*laffs* Archive

A place to share funny jokes that you have heard, read or stole from other websites.
Hey guys! I decided to go with a theme for this update because I'm totally sick of school and ready for summer vacation! I hope you all get some laughs out of these school jokes!

Grades

A high school student came home from school seeming rather depressed.

"What's the matter, son," asked his mother.

"Aw, gee," said the boy. "It's my marks. They're all wet."

"What do you mean `all wet?'"

"I mean," he replied, "They're below C-level."

Need Money!

A student called up his mom one evening from his college and asked her for some money because he was broke.

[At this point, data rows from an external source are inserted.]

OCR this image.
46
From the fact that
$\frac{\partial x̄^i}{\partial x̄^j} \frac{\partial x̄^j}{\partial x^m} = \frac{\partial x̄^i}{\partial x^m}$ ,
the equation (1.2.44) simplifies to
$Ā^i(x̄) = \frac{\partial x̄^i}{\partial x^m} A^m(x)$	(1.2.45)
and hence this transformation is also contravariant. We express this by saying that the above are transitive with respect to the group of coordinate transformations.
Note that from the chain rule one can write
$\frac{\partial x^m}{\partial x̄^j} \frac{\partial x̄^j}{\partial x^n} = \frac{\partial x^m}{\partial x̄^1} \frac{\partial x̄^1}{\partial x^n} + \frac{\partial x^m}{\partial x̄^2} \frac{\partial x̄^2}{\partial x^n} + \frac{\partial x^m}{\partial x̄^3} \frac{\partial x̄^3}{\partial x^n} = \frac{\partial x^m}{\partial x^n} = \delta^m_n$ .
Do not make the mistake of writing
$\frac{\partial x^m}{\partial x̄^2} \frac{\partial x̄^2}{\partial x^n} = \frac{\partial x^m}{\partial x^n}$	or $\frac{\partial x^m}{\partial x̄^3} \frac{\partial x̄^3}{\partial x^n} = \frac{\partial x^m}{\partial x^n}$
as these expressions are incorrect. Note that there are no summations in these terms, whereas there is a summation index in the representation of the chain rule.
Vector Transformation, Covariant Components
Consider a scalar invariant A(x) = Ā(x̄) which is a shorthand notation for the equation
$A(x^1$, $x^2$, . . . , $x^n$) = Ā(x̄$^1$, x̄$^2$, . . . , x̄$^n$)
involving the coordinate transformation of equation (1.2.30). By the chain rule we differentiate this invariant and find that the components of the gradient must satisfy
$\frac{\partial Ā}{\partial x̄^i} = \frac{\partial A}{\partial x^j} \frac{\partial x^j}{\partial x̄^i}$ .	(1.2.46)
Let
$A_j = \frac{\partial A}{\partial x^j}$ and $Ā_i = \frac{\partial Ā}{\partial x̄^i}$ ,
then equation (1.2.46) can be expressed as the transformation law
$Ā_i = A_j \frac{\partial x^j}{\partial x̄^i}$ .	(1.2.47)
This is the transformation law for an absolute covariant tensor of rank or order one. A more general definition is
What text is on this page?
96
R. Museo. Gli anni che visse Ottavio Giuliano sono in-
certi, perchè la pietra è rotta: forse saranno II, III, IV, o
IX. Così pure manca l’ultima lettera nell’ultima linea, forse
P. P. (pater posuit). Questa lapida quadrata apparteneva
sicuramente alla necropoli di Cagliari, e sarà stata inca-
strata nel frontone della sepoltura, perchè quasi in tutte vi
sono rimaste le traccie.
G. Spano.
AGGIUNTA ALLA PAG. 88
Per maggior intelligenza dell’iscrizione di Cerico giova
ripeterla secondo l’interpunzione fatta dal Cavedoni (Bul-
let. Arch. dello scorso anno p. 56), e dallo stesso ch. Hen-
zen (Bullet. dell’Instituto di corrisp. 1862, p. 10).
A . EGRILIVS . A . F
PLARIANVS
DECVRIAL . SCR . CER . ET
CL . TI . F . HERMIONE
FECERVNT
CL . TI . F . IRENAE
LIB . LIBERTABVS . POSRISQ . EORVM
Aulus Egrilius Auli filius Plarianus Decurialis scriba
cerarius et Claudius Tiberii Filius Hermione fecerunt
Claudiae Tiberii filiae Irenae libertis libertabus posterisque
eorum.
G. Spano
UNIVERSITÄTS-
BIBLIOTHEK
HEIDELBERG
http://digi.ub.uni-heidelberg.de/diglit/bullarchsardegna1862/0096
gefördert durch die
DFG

His mother said, "Sure, sweetie. I will send you some money. You also left your economics book here when you visited two weeks ago. Do you want me to send that up too?"

"Uh, oh yeah, O.K.," responded the kid.

So, his mom wrapped the book, along with the checks, up in a package, kissed Dad goodbye, and went to the post office to mail the money and the book. When she got back, Dad asked, "Well how much did you give the boy this time?"

"Oh, I wrote two checks, one for $20, and the other for $1,000."

"That's $1020!!!" yelled Dad. "Are you going crazy?"

"Don't worry hon," Mom said and kissed Dad on the on top of his bald head. "I taped the $20 check to the cover of his book, but I put the $1,000 one somewhere between the pages in chapter 15!"

A Dollar Per Point

A professor was giving a big test one day to his students. He handed out all of the tests and went back to his desk to wait. Once the test was over the students all handed the tests back in.

The professor noticed that one of the students had attached a $100 bill to his test with a note saying, "A dollar per point."

The next day the professor handed the tests back out. The student got back his test and $64 change.

Public Servant

"Give me a sentence about a public servant," said a teacher.

The small boy wrote, "The fireman came down the ladder pregnant."

The teacher took the lad aside to correct him. "Don't you know what pregnant means?" She asked.

"Sure," said the young student confidently. "It means carrying a child."

Do You Know Who I am?

It was the final examination for an introductory English course at the local university. Like many such freshman courses, it was designed to weed out new students, having over 700 students in the class! The examination was two hours long, and exam booklets were provided. The professor was very strict and told the class that any exam that was not on his desk in exactly two hours would not be accepted and the student would fail. A half hour into the exam, a student came rushing in and asked the professor for an exam booklet.

"You're not going to have time to finish this," the professor stated sarcastically as he handed the student a booklet.

"Yes I will," replied the student. He then took a seat and began writing.

After two hours, the professor called for the exams, and the students filed up and handed them in. All except the late student, who continued writing. A half hour later, the last student came up to the professor who was sitting at his desk preparing for his next class. He attempted to put his exam on the stack of exam booklets already there.

"No you don't, I'm not going to accept that. It's late."

The student looked incredulous and angry. "Do you know who I am?"

"No, as a matter of fact I don't," replied the professor with an air of sarcasm in his voice.

"Do you know who I am??" The student asked again.

"No, and I don't care," replied the professor with a hint of superiority.

"Good," replied the student, who quickly lifted the stack of completed exams, stuffed his in the middle, and walked out of the room.